Malgré cette fixation esthétique, une tension existentielle persiste, car la photographie, tout en figeant le corps en monument immobile, ne peut jamais effacer complètement sa vulnérabilité et sa mortalité intrinsèques. Tandis qu'une véritable sculpture de pierre suggère l'éternité, la photographie ne conserve qu'une « fragile trace » d'un organisme vivant, demeurant exposé à la décomposition. Majdalani décrit ce processus comme une tentative d'anticiper la mort par son anticipation esthétique, contraignant le corps à l'immobilité d'une œuvre d'art alors qu'il est encore vivant. Finalement, c'est précisément la netteté implacable de l'appareil photo qui révèle la fragilité de la matière, transformant la pose sculpturale en une expression mélancolique. Memento Mori Cela souligne le fossé entre l'impérissabilité de l'art et la finitude de l'existence humaine.
Les premiers passages du livre établissent la photographie comme une mise en scène. Un élément récurrent est l'instant précédant la prise de vue : le positionnement du corps, le réglage de la lumière, la brève pause avant le déclenchement. Ces situations sont empreintes d'une tension particulière, oscillant entre mouvement et immobilité. Le narrateur décrit comment Mapplethorpe organise l'espace, positionne le corps et fixe le regard. L'acte photographique acquiert ainsi une dimension quasi rituelle. Dans le texte, une prise de vue est variée, légèrement décalée, puis repensée. Le texte recourt à la répétition et à des modifications minimales. Il en résulte une structure esthétique dense qui ralentit la lecture et aiguise la perception. Une scène s'achève souvent abruptement, sans résolution. Cette ouverture souligne les limites de toute représentation. Le texte reconnaît consciemment que les images en disent plus que les mots. C'est là que réside sa force littéraire. Le récit suit une logique sérielle qui imite le rythme d'une chambre noire : les scènes émergent des ténèbres de la mémoire, sont fixées par la lumière du langage et demeurent comme des traces mélancoliques.
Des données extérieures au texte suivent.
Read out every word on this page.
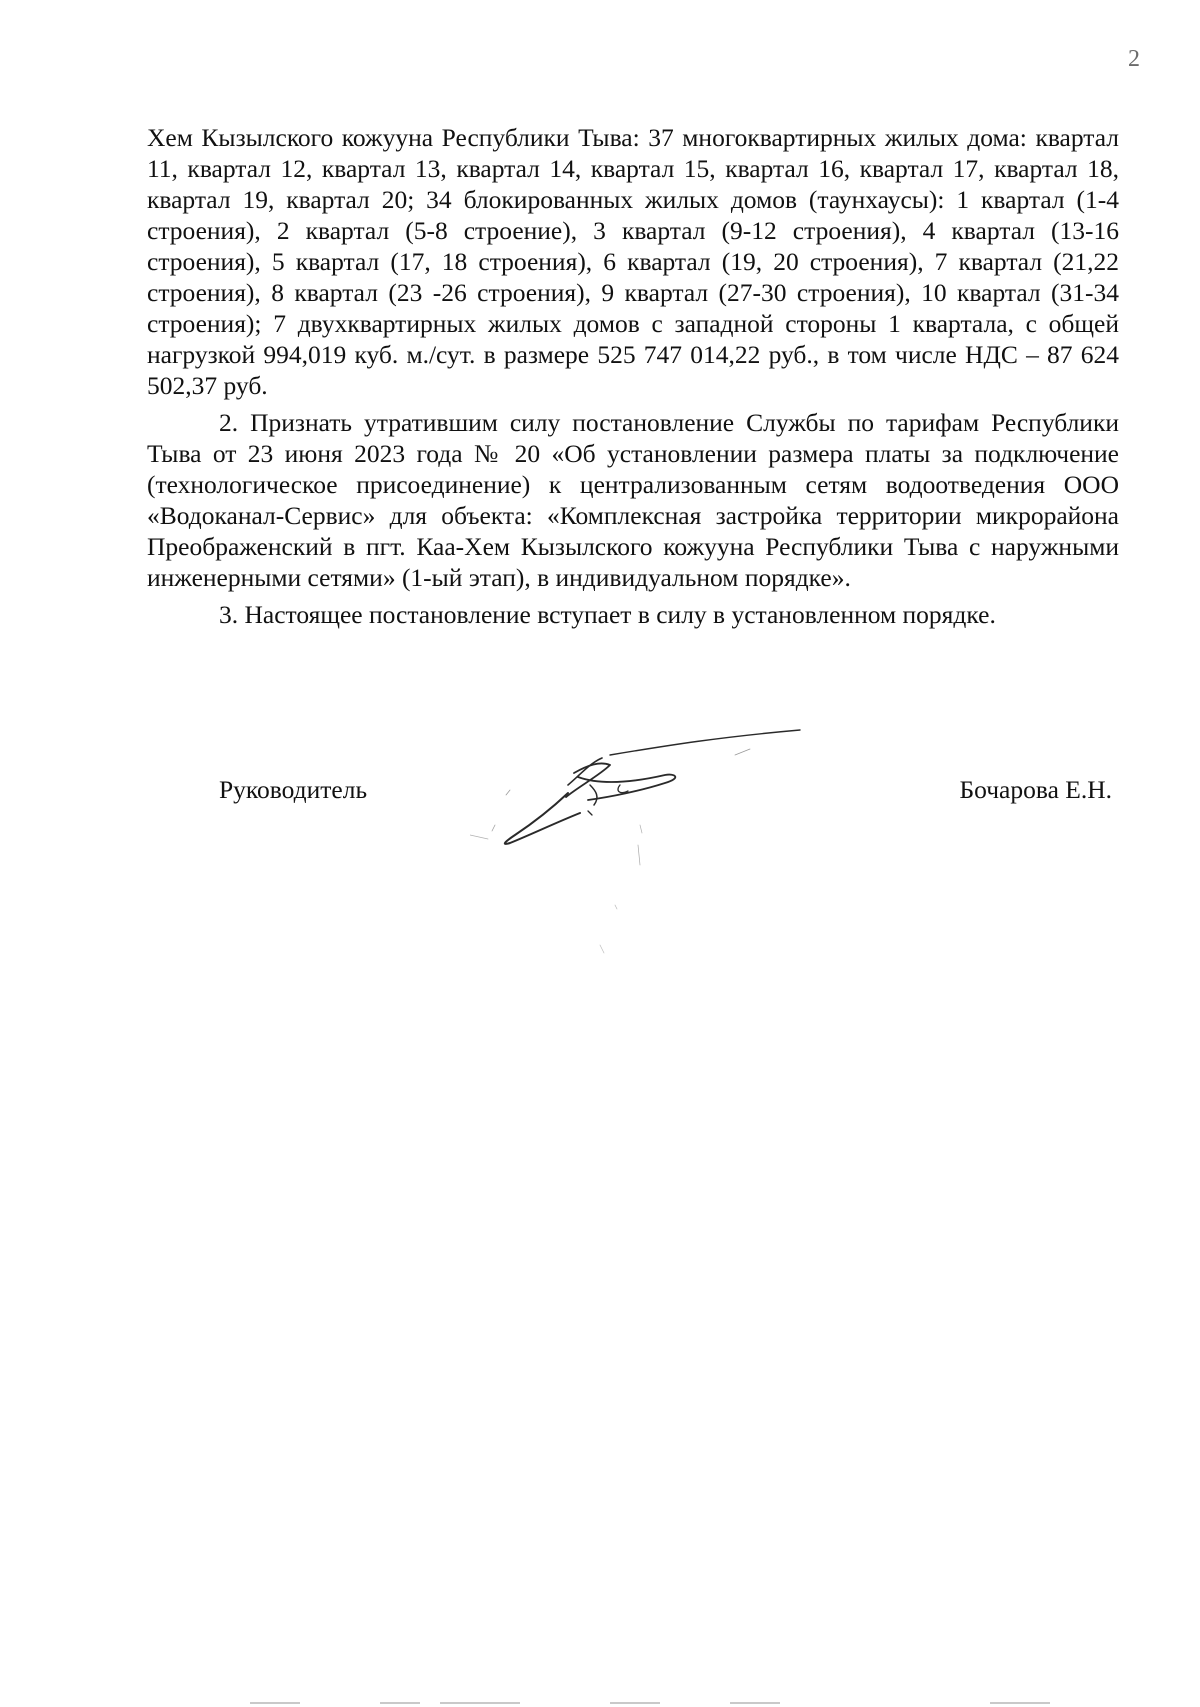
2

Хем Кызылского кожууна Республики Тыва: 37 многоквартирных жилых дома: квартал 11, квартал 12, квартал 13, квартал 14, квартал 15, квартал 16, квартал 17, квартал 18, квартал 19, квартал 20; 34 блокированных жилых домов (таунхаусы): 1 квартал (1-4 строения), 2 квартал (5-8 строение), 3 квартал (9-12 строения), 4 квартал (13-16 строения), 5 квартал (17, 18 строения), 6 квартал (19, 20 строения), 7 квартал (21,22 строения), 8 квартал (23 -26 строения), 9 квартал (27-30 строения), 10 квартал (31-34 строения); 7 двухквартирных жилых домов с западной стороны 1 квартала, с общей нагрузкой 994,019 куб. м./сут. в размере 525 747 014,22 руб., в том числе НДС – 87 624 502,37 руб.

2. Признать утратившим силу постановление Службы по тарифам Республики Тыва от 23 июня 2023 года № 20 «Об установлении размера платы за подключение (технологическое присоединение) к централизованным сетям водоотведения ООО «Водоканал-Сервис» для объекта: «Комплексная застройка территории микрорайона Преображенский в пгт. Каа-Хем Кызылского кожууна Республики Тыва с наружными инженерными сетями» (1-ый этап), в индивидуальном порядке».

3. Настоящее постановление вступает в силу в установленном порядке.

Руководитель	Бочарова Е.Н.
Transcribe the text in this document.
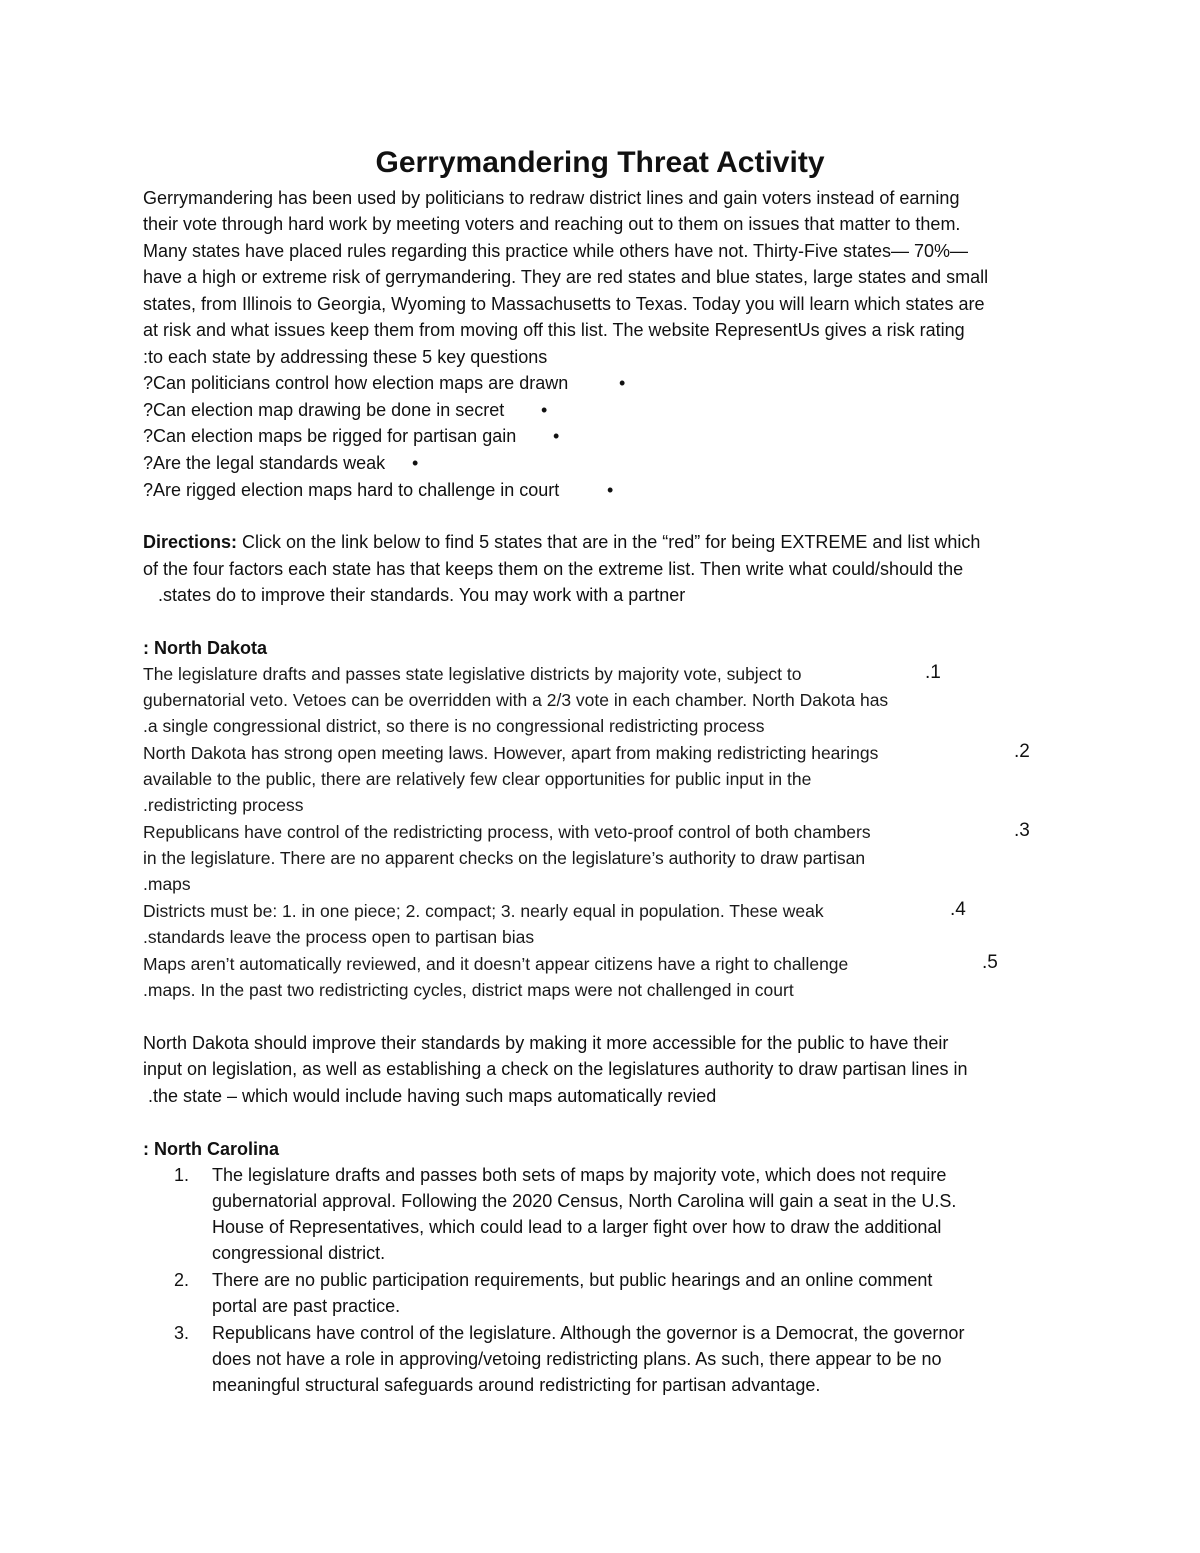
Gerrymandering Threat Activity
Gerrymandering has been used by politicians to redraw district lines and gain voters instead of earning
their vote through hard work by meeting voters and reaching out to them on issues that matter to them.
Many states have placed rules regarding this practice while others have not. Thirty-Five states— 70%—
have a high or extreme risk of gerrymandering. They are red states and blue states, large states and small
states, from Illinois to Georgia, Wyoming to Massachusetts to Texas. Today you will learn which states are
at risk and what issues keep them from moving off this list. The website RepresentUs gives a risk rating
:to each state by addressing these 5 key questions
?Can politicians control how election maps are drawn	•
?Can election map drawing be done in secret •
?Can election maps be rigged for partisan gain •
?Are the legal standards weak •
?Are rigged election maps hard to challenge in court	•
Directions: Click on the link below to find 5 states that are in the “red” for being EXTREME and list which
of the four factors each state has that keeps them on the extreme list. Then write what could/should the
.states do to improve their standards. You may work with a partner
: North Dakota
The legislature drafts and passes state legislative districts by majority vote, subject to	.1
gubernatorial veto. Vetoes can be overridden with a 2/3 vote in each chamber. North Dakota has
.a single congressional district, so there is no congressional redistricting process
North Dakota has strong open meeting laws. However, apart from making redistricting hearings	.2
available to the public, there are relatively few clear opportunities for public input in the
.redistricting process
Republicans have control of the redistricting process, with veto-proof control of both chambers	.3
in the legislature. There are no apparent checks on the legislature’s authority to draw partisan
.maps
Districts must be: 1. in one piece; 2. compact; 3. nearly equal in population. These weak	.4
.standards leave the process open to partisan bias
Maps aren’t automatically reviewed, and it doesn’t appear citizens have a right to challenge	.5
.maps. In the past two redistricting cycles, district maps were not challenged in court
North Dakota should improve their standards by making it more accessible for the public to have their
input on legislation, as well as establishing a check on the legislatures authority to draw partisan lines in
.the state – which would include having such maps automatically revied
: North Carolina
1. The legislature drafts and passes both sets of maps by majority vote, which does not require
gubernatorial approval. Following the 2020 Census, North Carolina will gain a seat in the U.S.
House of Representatives, which could lead to a larger fight over how to draw the additional
congressional district.
2. There are no public participation requirements, but public hearings and an online comment
portal are past practice.
3. Republicans have control of the legislature. Although the governor is a Democrat, the governor
does not have a role in approving/vetoing redistricting plans. As such, there appear to be no
meaningful structural safeguards around redistricting for partisan advantage.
Dans une scène cruciale, il est dit, en substance, que le corps sait déjà ce qu'on attend de lui, avant même que le photographe ne prenne la parole. Cette anticipation révèle une discipline esthétique : le corps entre en relation avec l'appareil photo, une relation caractérisée par l'attente, l'adaptation et un consentement tacite. La photographie apparaît ici comme l'art de la décision. L'instant est sélectionné, isolé et investi de sens. La structure de ces scènes suit souvent un arc dramatique clair : préparation – tension – immobilité. Le langage se fait plus lent, les phrases plus courtes, les descriptions plus précises. Cette intensification formelle transpose l'effet photographique dans la structure littéraire. Le texte lui-même commence à se dévoiler.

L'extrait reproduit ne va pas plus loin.